Although our pets can’t tell us what they’re seeing, there are actually many clues that can help us piece together how dogs and cats view the world. The most significant difference between our eyes and those of our pets is in the structure of the retina. The retina is a layer of tissue at the back of the eye that is responsible for transforming light entering the eye into electric signals that are then sent to the brain for vision processing. The cells that make up the retina have been carefully examined and results have given us some interesting insight into the lives of the animals that share our world.
The human retina is structured to pick up a rainbow of colors and allows us to appreciate intricate detail. Dog and cat retinas are structured more for detecting fine movement and operating in low light conditions, great adaptations to have while hunting small prey.

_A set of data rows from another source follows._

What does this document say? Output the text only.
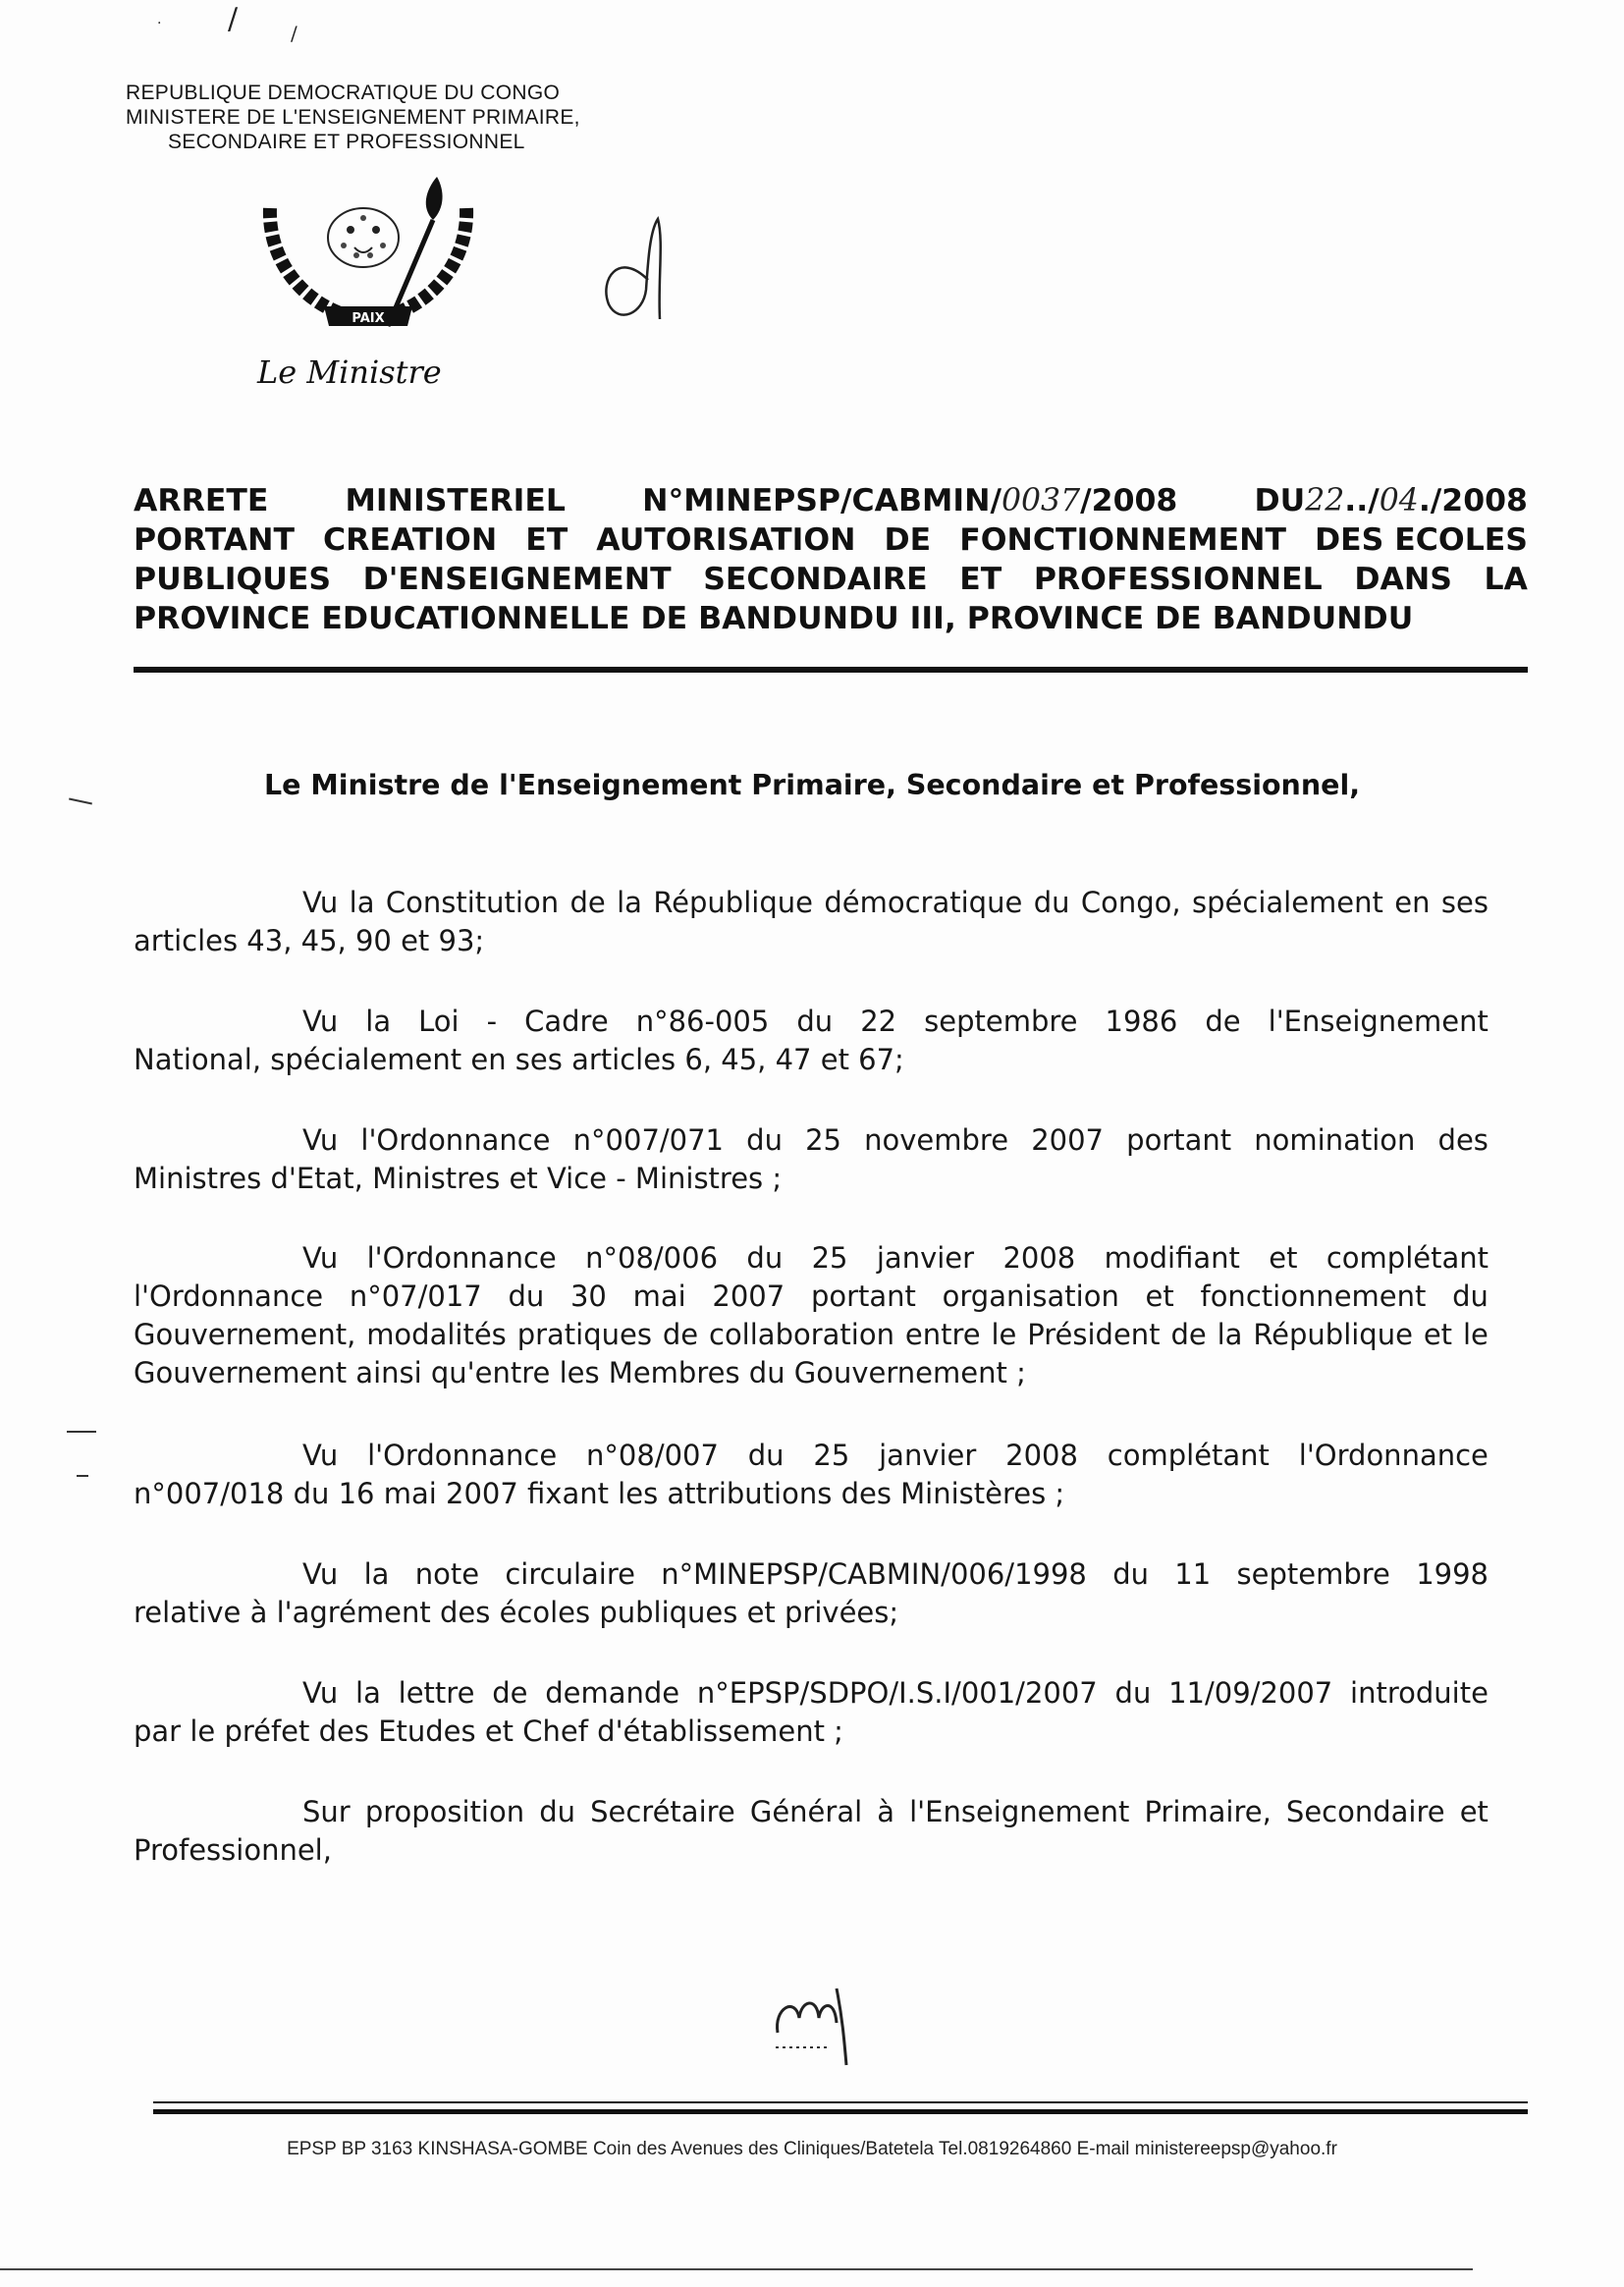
. /	/
REPUBLIQUE DEMOCRATIQUE DU CONGO
MINISTERE DE L'ENSEIGNEMENT PRIMAIRE,
SECONDAIRE ET PROFESSIONNEL
PAIX
Le Ministre
ARRETE MINISTERIEL N°MINEPSP/CABMIN/0037/2008 DU22../04./2008
PORTANT CREATION ET AUTORISATION DE FONCTIONNEMENT DES ECOLES
PUBLIQUES D'ENSEIGNEMENT SECONDAIRE ET PROFESSIONNEL DANS LA
PROVINCE EDUCATIONNELLE DE BANDUNDU III, PROVINCE DE BANDUNDU
Le Ministre de l'Enseignement Primaire, Secondaire et Professionnel,
Vu la Constitution de la République démocratique du Congo, spécialement en ses
articles 43, 45, 90 et 93;
Vu la Loi - Cadre n°86-005 du 22 septembre 1986 de l'Enseignement
National, spécialement en ses articles 6, 45, 47 et 67;
Vu l'Ordonnance n°007/071 du 25 novembre 2007 portant nomination des
Ministres d'Etat, Ministres et Vice - Ministres ;
Vu l'Ordonnance n°08/006 du 25 janvier 2008 modifiant et complétant
l'Ordonnance n°07/017 du 30 mai 2007 portant organisation et fonctionnement du
Gouvernement, modalités pratiques de collaboration entre le Président de la République et le
Gouvernement ainsi qu'entre les Membres du Gouvernement ;
Vu l'Ordonnance n°08/007 du 25 janvier 2008 complétant l'Ordonnance
n°007/018 du 16 mai 2007 fixant les attributions des Ministères ;
Vu la note circulaire n°MINEPSP/CABMIN/006/1998 du 11 septembre 1998
relative à l'agrément des écoles publiques et privées;
Vu la lettre de demande n°EPSP/SDPO/I.S.I/001/2007 du 11/09/2007 introduite
par le préfet des Etudes et Chef d'établissement ;
Sur proposition du Secrétaire Général à l'Enseignement Primaire, Secondaire et
Professionnel,
EPSP BP 3163 KINSHASA-GOMBE Coin des Avenues des Cliniques/Batetela Tel.0819264860 E-mail ministereepsp@yahoo.fr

Dogs do have some degree of color vision. However, they do not experience the wide range of colors appreciated by humans, other primates and birds. Based on the composition of their retinal cells, it is thought that dogs most likely see ‘colors’ with a palette made up of different shades of blue and yellow and varying shades of gray. Based on the types of cone cells in their retinas, cat color vision may actually be a bit better compared to dogs. Despite this lack of a complete color palette, pets are able to detect subtle difference in shades of gray that would be indistinguishable to their owners. They also rely on their highly developed senses of hearing and smell to navigate and differentiate between objects. In fact, a study has shown that working dogs trained to detect explosive devices are equally effective at finding bombs whether in the light or in complete darkness.
Enhanced night vision is due to special adaptive features of our pets’ eyes. One of these is a structure called the tapetum lucidum. This is a layer of reflective tissue behind the retina that results in the ‘eye shine’ you may have observed in a photograph or in the beam of a flashlight at night. The tapetum causes light to be reflected internally within the eye, allowing more efficient use of small amounts of light.
Another feature that allows for enhanced night vision is the distribution of photoreceptors in the retinas. Photoreceptors are specialized cells that absorb light and convert it to an electrical signal that the brain can read. The two types of photoreceptors are called rods and cones. Dogs and cats have a much higher percentage of rods than humans. Rods are more sensitive to lower light levels. Humans have a greater amount of cones in the center of the retina, which are better for visualizing color and function better in bright light.
Also, neurologic connections in their retinas are arranged so that very little light is required to form an image. However, there is a trade-off. These same features that allow for better night vision result in worsened visual acuity, producing a more ‘grainy’ image with poorer detail compared to humans.